The University Archives holds several important documents with Franklin’s signature, including the founding documents of the University, says J.M. Duffin, assistant university archivist. These include the original bylaws, the original deed of trust, the account books, and several documents related to the Board of Trustees.
“I think that the importance of Franklin to Penn really is that he was a joiner and a community builder, and a founder of things, and having his presence in Philadelphia meant that all sorts of learned institutions exist,” says Hart. “I think Penn is really lucky to be counted amongst that select group.”
The American Philosophical Society, also founded by Franklin, is among the hosts of the “300 Years of Franklin in Philadelphia” celebration on Friday morning, with a young Benjamin Franklin re-enactor arriving on the Delaware River waterfront. A procession from the Independence Seaport Museum through Old City will go to the Second Bank of the United States for a commemoration ceremony, with proclamations from the offices of the mayor and governor, and a chance to taste puffy rolls.
And what would Franklin think of these celebrations?
“I think he’d be absolutely delighted,” Hart says, and may have even expected it. “He was acutely aware of his celebrity, and he used it to great effect in his lifetime. And so I think that he would be absolutely delighted that there was this whole day of jamboree surrounding the 300th anniversary of his arrival to Philadelphia.”

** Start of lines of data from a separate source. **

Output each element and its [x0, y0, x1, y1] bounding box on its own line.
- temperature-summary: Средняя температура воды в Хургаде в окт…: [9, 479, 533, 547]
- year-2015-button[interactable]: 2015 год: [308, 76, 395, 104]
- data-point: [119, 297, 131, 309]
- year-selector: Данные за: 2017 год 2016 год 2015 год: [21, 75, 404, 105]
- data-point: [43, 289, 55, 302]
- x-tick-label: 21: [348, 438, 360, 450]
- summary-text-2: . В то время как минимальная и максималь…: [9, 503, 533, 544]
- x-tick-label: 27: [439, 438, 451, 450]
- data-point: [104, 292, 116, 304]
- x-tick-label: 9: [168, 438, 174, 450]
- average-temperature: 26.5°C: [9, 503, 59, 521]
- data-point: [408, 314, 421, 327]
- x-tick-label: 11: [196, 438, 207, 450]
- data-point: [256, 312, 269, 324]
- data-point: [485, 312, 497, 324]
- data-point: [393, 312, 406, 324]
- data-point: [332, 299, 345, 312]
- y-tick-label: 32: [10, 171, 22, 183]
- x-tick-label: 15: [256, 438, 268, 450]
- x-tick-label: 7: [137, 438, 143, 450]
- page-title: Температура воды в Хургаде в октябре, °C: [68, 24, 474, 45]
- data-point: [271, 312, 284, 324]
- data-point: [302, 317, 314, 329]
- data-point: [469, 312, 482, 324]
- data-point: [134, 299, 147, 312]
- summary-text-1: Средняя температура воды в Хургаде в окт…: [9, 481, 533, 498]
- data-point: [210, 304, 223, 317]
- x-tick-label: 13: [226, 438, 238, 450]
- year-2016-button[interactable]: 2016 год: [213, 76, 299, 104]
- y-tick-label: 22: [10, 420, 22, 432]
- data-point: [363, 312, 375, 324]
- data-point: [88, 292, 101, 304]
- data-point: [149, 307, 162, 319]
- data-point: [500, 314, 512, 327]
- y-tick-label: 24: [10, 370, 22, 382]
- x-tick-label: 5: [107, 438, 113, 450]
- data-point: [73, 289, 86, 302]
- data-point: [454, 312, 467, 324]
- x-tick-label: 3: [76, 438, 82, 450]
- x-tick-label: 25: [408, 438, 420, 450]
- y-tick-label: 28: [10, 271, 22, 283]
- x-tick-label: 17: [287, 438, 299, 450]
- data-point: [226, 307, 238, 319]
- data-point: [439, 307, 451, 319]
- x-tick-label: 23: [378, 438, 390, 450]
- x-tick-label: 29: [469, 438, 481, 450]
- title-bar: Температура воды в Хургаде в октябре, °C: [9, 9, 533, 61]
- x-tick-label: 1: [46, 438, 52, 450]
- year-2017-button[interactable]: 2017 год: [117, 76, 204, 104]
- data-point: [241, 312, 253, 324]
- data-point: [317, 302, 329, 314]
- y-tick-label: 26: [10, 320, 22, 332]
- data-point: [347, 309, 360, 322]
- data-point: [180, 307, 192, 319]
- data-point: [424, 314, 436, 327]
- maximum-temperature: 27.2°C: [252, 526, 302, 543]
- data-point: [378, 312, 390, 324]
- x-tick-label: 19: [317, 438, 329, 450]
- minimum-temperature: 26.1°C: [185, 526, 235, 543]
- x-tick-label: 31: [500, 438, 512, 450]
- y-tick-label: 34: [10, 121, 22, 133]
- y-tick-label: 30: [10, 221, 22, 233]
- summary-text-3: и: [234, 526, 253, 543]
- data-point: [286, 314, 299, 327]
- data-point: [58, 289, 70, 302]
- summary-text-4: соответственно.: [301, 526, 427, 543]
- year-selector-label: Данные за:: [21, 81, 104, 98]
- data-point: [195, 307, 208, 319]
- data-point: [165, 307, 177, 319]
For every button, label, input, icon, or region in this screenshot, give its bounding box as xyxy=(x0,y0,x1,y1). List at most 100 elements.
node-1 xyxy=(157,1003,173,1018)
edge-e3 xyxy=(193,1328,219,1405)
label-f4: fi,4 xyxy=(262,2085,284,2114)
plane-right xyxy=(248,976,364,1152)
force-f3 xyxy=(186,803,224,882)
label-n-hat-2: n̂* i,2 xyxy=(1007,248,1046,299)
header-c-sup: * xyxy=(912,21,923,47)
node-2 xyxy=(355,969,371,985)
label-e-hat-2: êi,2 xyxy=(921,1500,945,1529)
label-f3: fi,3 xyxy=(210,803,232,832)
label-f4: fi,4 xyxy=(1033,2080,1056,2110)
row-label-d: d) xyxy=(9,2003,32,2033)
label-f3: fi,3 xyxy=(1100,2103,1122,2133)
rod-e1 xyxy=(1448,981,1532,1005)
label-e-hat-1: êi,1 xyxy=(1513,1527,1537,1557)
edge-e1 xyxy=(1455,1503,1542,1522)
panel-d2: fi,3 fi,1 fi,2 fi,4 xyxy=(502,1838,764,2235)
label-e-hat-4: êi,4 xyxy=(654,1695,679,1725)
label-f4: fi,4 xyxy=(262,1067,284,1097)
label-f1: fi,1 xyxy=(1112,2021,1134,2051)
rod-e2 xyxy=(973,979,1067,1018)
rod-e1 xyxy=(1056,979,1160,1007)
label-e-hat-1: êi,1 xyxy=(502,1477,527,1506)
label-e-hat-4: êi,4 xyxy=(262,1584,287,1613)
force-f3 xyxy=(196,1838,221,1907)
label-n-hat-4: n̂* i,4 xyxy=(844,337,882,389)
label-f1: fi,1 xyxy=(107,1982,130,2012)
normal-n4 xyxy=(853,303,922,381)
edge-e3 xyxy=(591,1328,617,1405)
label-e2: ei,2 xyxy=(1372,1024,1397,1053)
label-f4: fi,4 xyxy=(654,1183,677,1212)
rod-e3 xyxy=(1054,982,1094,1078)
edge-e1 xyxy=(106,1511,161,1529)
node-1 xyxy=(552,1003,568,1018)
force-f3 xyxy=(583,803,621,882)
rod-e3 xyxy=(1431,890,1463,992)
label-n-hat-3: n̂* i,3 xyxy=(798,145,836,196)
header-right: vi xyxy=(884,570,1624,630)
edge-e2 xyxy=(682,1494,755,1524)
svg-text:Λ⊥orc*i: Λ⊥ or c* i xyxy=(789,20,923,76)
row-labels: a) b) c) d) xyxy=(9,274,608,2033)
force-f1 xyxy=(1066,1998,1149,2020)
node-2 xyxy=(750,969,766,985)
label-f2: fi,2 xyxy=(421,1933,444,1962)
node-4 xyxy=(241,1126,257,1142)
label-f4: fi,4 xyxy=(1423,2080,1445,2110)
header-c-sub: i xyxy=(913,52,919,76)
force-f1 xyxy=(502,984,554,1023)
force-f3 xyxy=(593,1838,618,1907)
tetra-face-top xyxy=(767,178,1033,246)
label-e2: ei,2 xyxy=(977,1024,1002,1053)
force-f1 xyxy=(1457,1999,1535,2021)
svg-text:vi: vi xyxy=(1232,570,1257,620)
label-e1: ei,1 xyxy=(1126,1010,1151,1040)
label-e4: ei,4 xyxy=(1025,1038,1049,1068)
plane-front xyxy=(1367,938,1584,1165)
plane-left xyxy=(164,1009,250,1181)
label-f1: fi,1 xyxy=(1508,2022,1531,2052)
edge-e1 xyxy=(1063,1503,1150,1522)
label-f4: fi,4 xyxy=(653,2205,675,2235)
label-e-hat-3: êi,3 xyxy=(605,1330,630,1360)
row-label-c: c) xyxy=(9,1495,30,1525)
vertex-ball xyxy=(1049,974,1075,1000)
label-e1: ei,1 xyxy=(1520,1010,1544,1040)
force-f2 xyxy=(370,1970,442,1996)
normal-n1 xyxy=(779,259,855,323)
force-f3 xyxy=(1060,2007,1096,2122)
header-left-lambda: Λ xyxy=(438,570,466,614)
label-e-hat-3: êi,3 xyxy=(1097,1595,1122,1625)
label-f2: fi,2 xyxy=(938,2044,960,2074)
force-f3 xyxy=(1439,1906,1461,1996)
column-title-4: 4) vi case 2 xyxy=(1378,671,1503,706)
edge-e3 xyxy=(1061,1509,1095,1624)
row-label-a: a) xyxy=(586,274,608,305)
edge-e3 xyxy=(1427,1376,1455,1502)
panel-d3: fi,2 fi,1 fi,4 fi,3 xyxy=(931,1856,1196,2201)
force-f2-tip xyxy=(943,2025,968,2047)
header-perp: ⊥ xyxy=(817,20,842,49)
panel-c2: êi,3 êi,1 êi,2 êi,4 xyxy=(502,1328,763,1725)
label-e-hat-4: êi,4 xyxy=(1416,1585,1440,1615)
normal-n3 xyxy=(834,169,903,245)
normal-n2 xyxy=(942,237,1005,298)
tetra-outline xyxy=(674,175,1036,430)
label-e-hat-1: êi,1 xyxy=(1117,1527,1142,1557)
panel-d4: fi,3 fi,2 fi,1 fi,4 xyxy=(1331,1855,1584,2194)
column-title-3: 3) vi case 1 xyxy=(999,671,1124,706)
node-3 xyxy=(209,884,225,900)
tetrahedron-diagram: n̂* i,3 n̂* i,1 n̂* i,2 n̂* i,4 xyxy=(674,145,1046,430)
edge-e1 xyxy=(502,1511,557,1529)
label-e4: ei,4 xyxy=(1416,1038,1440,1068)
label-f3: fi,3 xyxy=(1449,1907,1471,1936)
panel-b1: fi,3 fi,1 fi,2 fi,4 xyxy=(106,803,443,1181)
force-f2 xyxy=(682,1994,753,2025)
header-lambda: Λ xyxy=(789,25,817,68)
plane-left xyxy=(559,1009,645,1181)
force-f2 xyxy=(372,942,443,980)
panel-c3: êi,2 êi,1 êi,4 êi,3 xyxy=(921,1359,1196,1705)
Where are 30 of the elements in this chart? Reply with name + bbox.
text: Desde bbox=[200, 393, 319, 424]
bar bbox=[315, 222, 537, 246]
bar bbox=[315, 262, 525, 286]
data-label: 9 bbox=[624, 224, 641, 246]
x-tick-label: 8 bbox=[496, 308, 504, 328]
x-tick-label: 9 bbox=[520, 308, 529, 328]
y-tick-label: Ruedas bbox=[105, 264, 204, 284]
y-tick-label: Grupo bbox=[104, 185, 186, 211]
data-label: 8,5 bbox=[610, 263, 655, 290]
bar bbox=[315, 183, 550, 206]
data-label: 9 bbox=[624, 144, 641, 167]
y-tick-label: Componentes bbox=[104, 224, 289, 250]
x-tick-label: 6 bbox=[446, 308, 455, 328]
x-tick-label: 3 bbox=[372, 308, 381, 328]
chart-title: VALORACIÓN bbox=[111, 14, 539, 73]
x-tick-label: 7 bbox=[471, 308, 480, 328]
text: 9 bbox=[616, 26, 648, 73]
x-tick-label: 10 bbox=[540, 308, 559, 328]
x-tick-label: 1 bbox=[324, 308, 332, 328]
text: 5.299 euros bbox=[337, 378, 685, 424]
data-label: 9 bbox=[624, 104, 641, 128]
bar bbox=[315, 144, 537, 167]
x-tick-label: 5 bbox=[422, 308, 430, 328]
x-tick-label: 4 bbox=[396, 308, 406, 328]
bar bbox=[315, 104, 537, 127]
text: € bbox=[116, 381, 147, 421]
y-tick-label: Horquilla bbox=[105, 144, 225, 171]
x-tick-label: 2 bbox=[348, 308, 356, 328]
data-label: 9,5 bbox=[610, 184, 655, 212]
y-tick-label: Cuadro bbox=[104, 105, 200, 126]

Ezekiel Emanuel is the Vice Provost for Global Initiatives and the Diane v.S. Levy and Robert M. Levy University Professor and Penn Integrates Knowledge (PIK) Professor at the Perelman School of Medicine and the Wharton School.
Emma Hart is the Roy F. and Jeannette P. Nichols Chair of American History in the School of Arts & Sciences and the Richard S. Dunn Director of the McNeil Center for Early American Studies.